In rain-dominated systems like most of the coastal streams of California, you get several peak flows during the rainy winter season. The flows that exceed the threshold where bedload is mobilized will move the sediment that forms bar and pool features in the channel--and potentially will change their configuration. Smaller peak flows will set things up one way, but bigger flows will act differently (especially where vegetation or other roughness affects the flow) and deposit sediment and scour in different places.
The Creamery Creek - San Geronimo Creek confluence is one example where that bar moves in relation to the magnitude of the peak flow. But all along the channel this is happening, and whatever the last bedload-mobilizing peak flow of the season is would seem to have a disproportionate effect on the channel. This is because the configuration of the bars at the end of the rainy season is how they will be all summer until the next big peak flow in the fall. That means that vegetation can get established on those bars during the summer and that vegetation will in turn affect how future flows behave at that spot.

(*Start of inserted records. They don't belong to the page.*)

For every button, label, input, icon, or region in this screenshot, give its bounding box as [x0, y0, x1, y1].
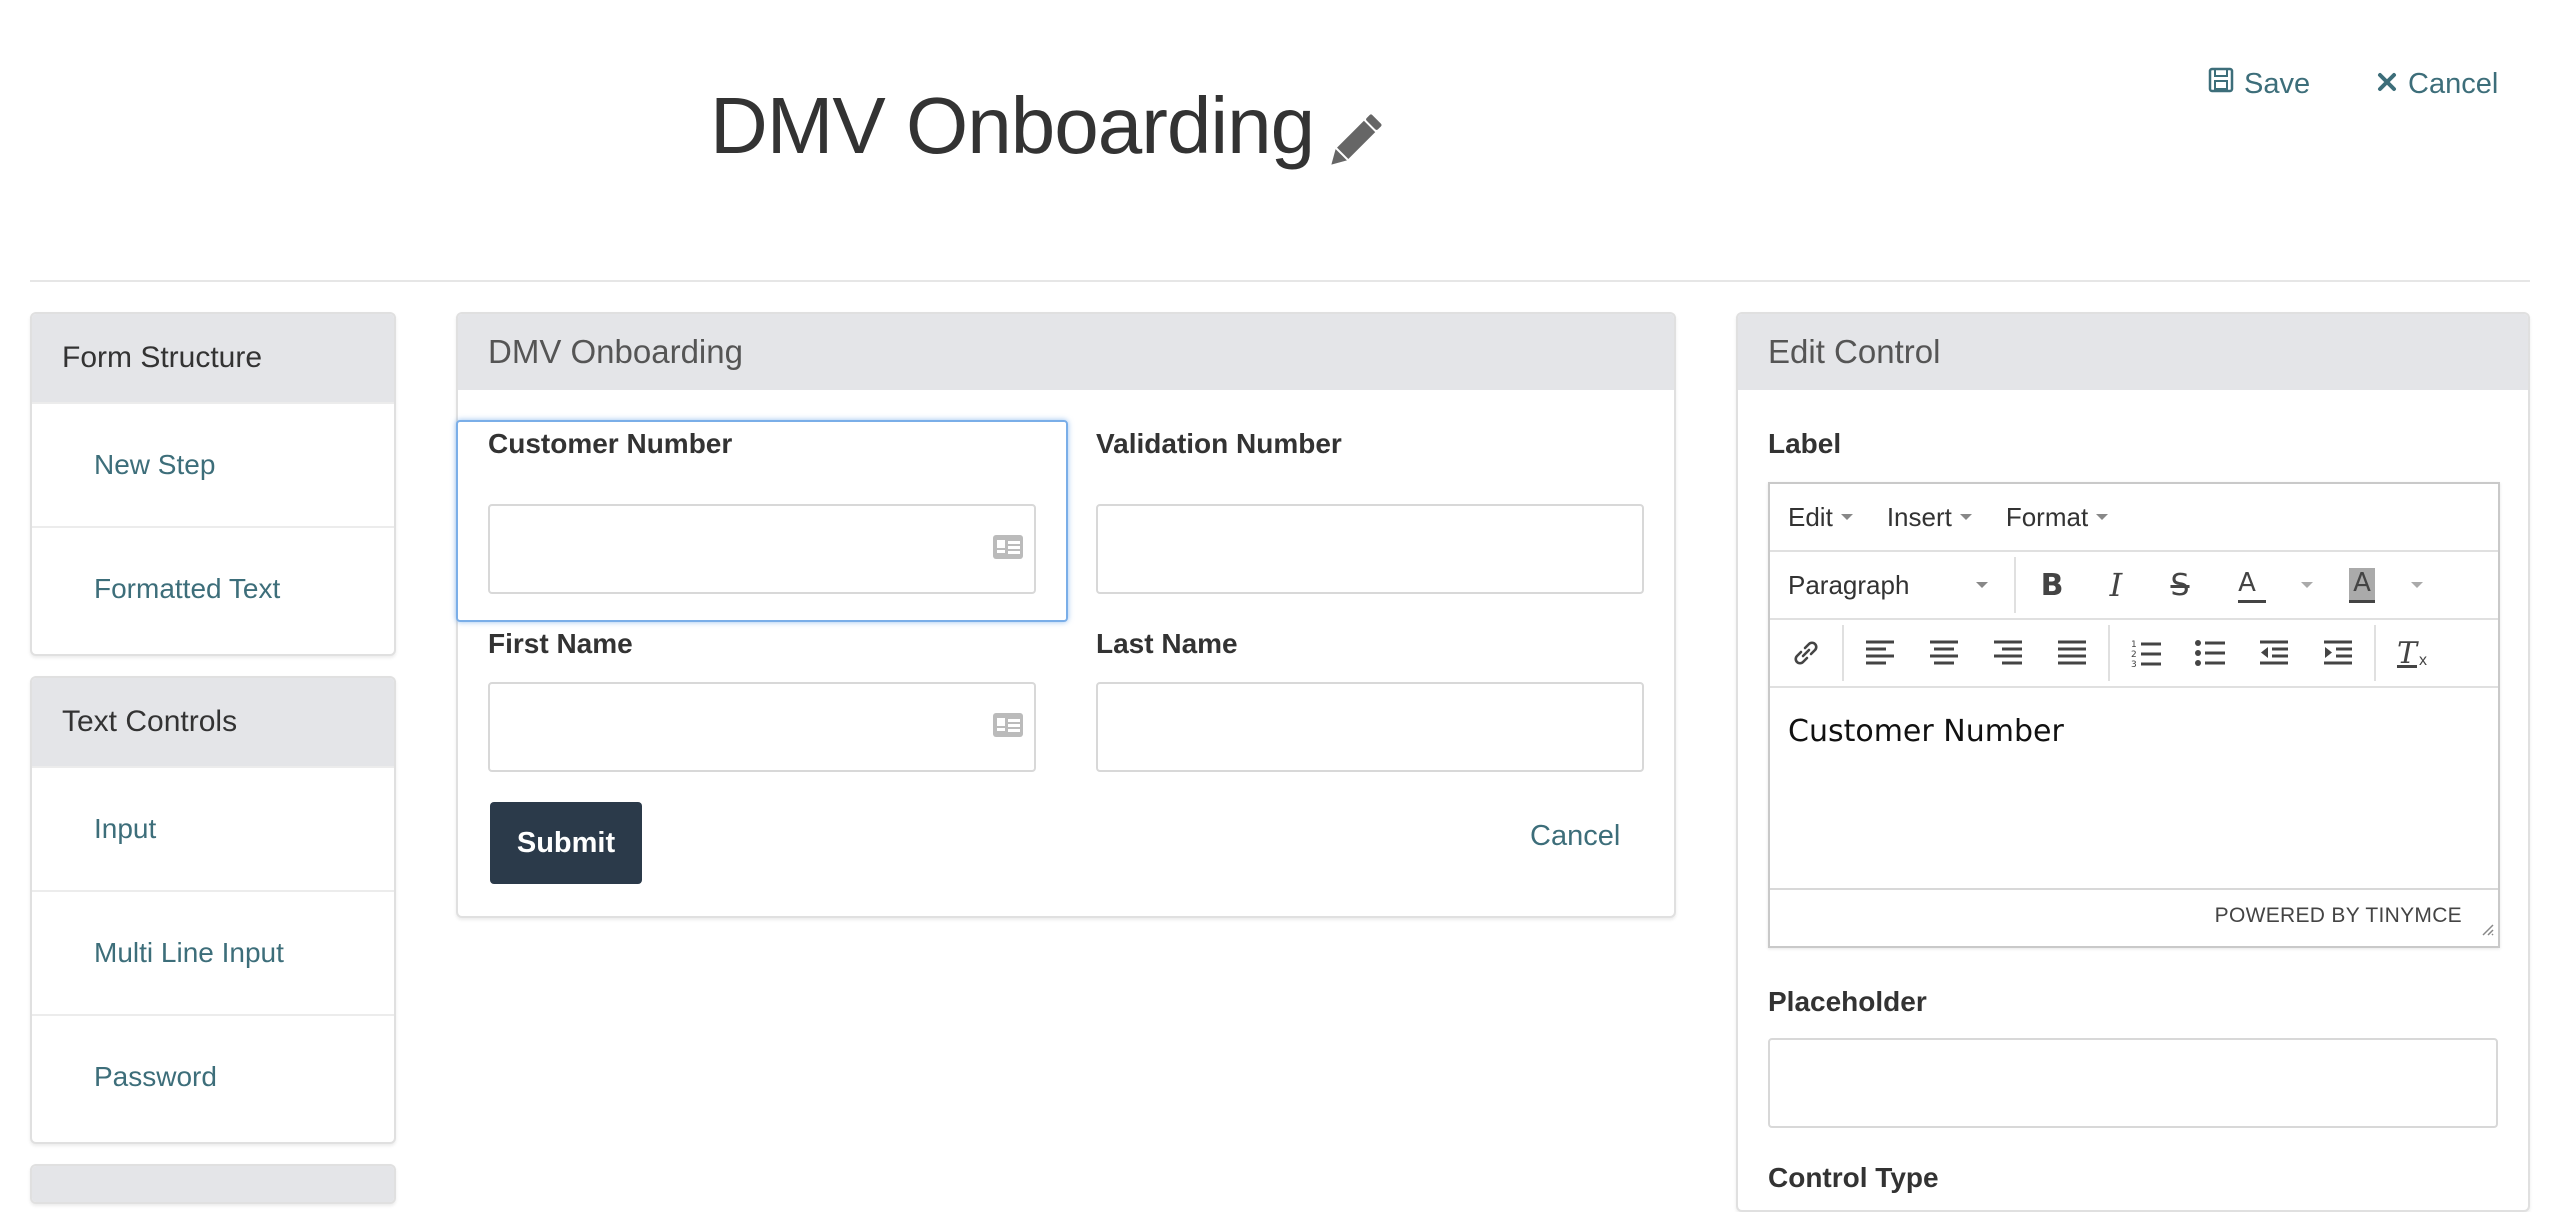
chevron-down-icon: [2096, 514, 2109, 520]
chevron-down-icon: [1976, 582, 1988, 588]
id-card-icon: [992, 712, 1024, 743]
cancel-label: Cancel: [2408, 67, 2499, 100]
form-cancel-link[interactable]: Cancel: [1530, 820, 1620, 853]
align-center-icon[interactable]: [1912, 623, 1976, 683]
align-justify-icon[interactable]: [2040, 623, 2104, 683]
field-label-validation-number: Validation Number: [1096, 428, 1342, 459]
control-type-heading: Control Type: [1768, 1162, 1939, 1193]
placeholder-heading: Placeholder: [1768, 986, 1927, 1017]
link-icon[interactable]: [1774, 623, 1838, 683]
text-color-icon[interactable]: A: [2212, 555, 2292, 615]
last-name-input[interactable]: [1096, 682, 1644, 772]
field-label-first-name: First Name: [488, 628, 633, 659]
text-controls-panel: Text Controls Input Multi Line Input Pas…: [30, 676, 396, 1144]
italic-icon[interactable]: I: [2084, 555, 2148, 615]
menu-format-label: Format: [2005, 501, 2089, 532]
resize-handle-icon[interactable]: [2480, 918, 2494, 942]
bullet-list-icon[interactable]: [2178, 623, 2242, 683]
toolbar-separator: [2374, 625, 2376, 681]
sidebar-item-multi-line-input[interactable]: Multi Line Input: [32, 890, 394, 1014]
x-icon: [2376, 68, 2398, 101]
validation-number-input[interactable]: [1096, 504, 1644, 594]
edit-control-title: Edit Control: [1738, 314, 2528, 390]
numbered-list-icon[interactable]: 1 2 3: [2114, 623, 2178, 683]
svg-text:2: 2: [2131, 650, 2137, 660]
clear-formatting-icon[interactable]: Tx: [2380, 623, 2444, 683]
svg-text:1: 1: [2131, 640, 2137, 650]
menu-format[interactable]: Format: [2005, 501, 2109, 533]
sidebar-item-input[interactable]: Input: [32, 766, 394, 890]
label-heading: Label: [1768, 428, 1842, 459]
sidebar-item-password[interactable]: Password: [32, 1014, 394, 1138]
svg-text:3: 3: [2131, 660, 2137, 668]
floppy-disk-icon: [2208, 67, 2234, 101]
form-structure-heading: Form Structure: [32, 314, 394, 402]
chevron-down-icon: [1959, 514, 1972, 520]
sidebar-item-formatted-text[interactable]: Formatted Text: [32, 526, 394, 650]
menu-insert-label: Insert: [1886, 501, 1952, 532]
menu-edit-label: Edit: [1788, 501, 1833, 532]
id-card-icon: [992, 534, 1024, 565]
page-title: DMV Onboarding: [710, 81, 1315, 170]
pencil-icon[interactable]: [1318, 106, 1390, 178]
customer-number-input[interactable]: [488, 504, 1036, 594]
toolbar-separator: [2014, 557, 2016, 613]
block-format-label: Paragraph: [1788, 569, 1910, 600]
sidebar-item-new-step[interactable]: New Step: [32, 402, 394, 526]
toolbar-separator: [1842, 625, 1844, 681]
background-color-icon[interactable]: A: [2322, 555, 2402, 615]
editor-content[interactable]: Customer Number: [1770, 688, 2498, 888]
chevron-down-icon: [1840, 514, 1853, 520]
powered-by-text: POWERED BY TINYMCE: [2214, 904, 2462, 927]
rich-text-editor: Edit Insert Format Paragraph B I S A A 1…: [1768, 482, 2500, 948]
save-label: Save: [2244, 67, 2311, 100]
submit-button[interactable]: Submit: [490, 802, 642, 884]
next-panel-heading: [32, 1166, 394, 1202]
field-label-customer-number: Customer Number: [488, 428, 733, 459]
outdent-icon[interactable]: [2242, 623, 2306, 683]
cancel-button[interactable]: Cancel: [2376, 62, 2498, 106]
menu-insert[interactable]: Insert: [1887, 502, 1972, 533]
field-label-last-name: Last Name: [1096, 628, 1238, 659]
form-preview-title: DMV Onboarding: [458, 314, 1674, 390]
toolbar-separator: [2108, 625, 2110, 681]
chevron-down-icon[interactable]: [2292, 555, 2322, 615]
next-sidebar-panel: [30, 1164, 396, 1204]
strikethrough-icon[interactable]: S: [2148, 555, 2212, 615]
block-format-select[interactable]: Paragraph: [1770, 570, 2010, 601]
placeholder-input[interactable]: [1768, 1038, 2498, 1128]
indent-icon[interactable]: [2306, 623, 2370, 683]
editor-toolbar-row-1: Paragraph B I S A A: [1770, 552, 2498, 620]
first-name-input[interactable]: [488, 682, 1036, 772]
text-controls-heading: Text Controls: [32, 678, 394, 766]
editor-toolbar-row-2: 1 2 3 Tx: [1770, 620, 2498, 688]
header-divider: [30, 280, 2530, 282]
menu-edit[interactable]: Edit: [1788, 502, 1853, 533]
editor-menubar: Edit Insert Format: [1770, 484, 2498, 552]
form-structure-panel: Form Structure New Step Formatted Text: [30, 312, 396, 656]
align-left-icon[interactable]: [1848, 623, 1912, 683]
save-button[interactable]: Save: [2208, 62, 2310, 106]
chevron-down-icon[interactable]: [2402, 555, 2432, 615]
editor-statusbar: POWERED BY TINYMCE: [1770, 888, 2498, 942]
align-right-icon[interactable]: [1976, 623, 2040, 683]
bold-icon[interactable]: B: [2020, 555, 2084, 615]
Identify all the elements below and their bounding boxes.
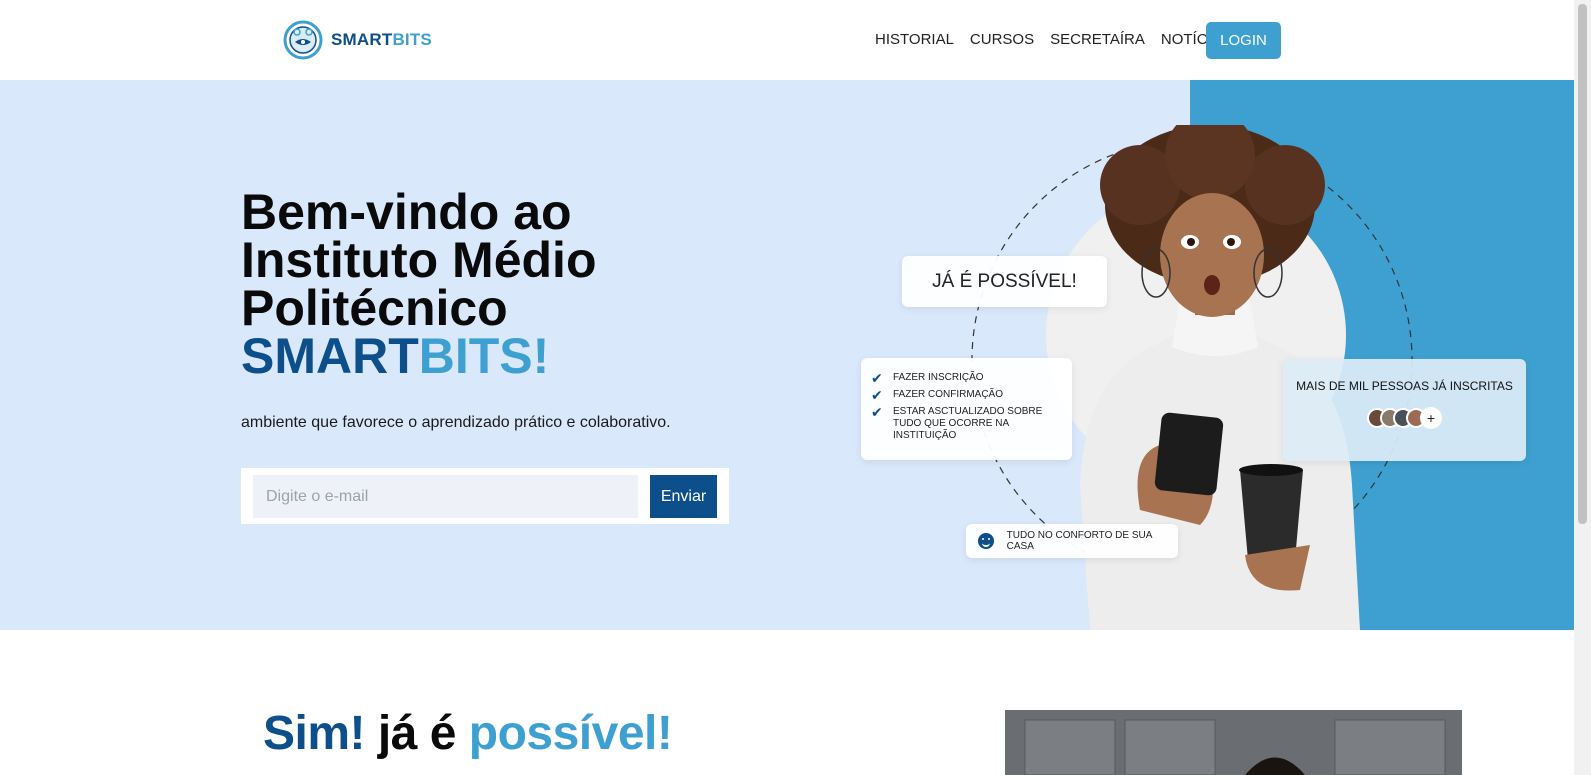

The largest peak flow of the season would have the largest effect on the channel, but could this "last large peak effect" be teased out?
How would you quantify this effect in a given stream? I hypothesize that several years of measurements would probably show this effect. Just tracking the bar at the Creamery-San Geronimo confluence between storms and year-to-year would be very interesting, not hard to do (simply a photograph would do), and perhaps it would be able to be correlated with the magnitude of the peak flows in between photos. Then comparing the largest peak and the last large peak would reveal when this is significant (presumably in drier years like 2012).
Why do this? Well, it would be really interesting. Maybe someone has done it already. I'm going to google it now to see if someone has. Results? Sediment movement is a rich (and complex) area of study and yes, they probably have.
So I just created the "Nerd Terrarium" category for this blog. So you other nerds out there can quickly find what you need. Thanks to the Daily Show's introduction of this term into the lexicon of my daily vocabulary.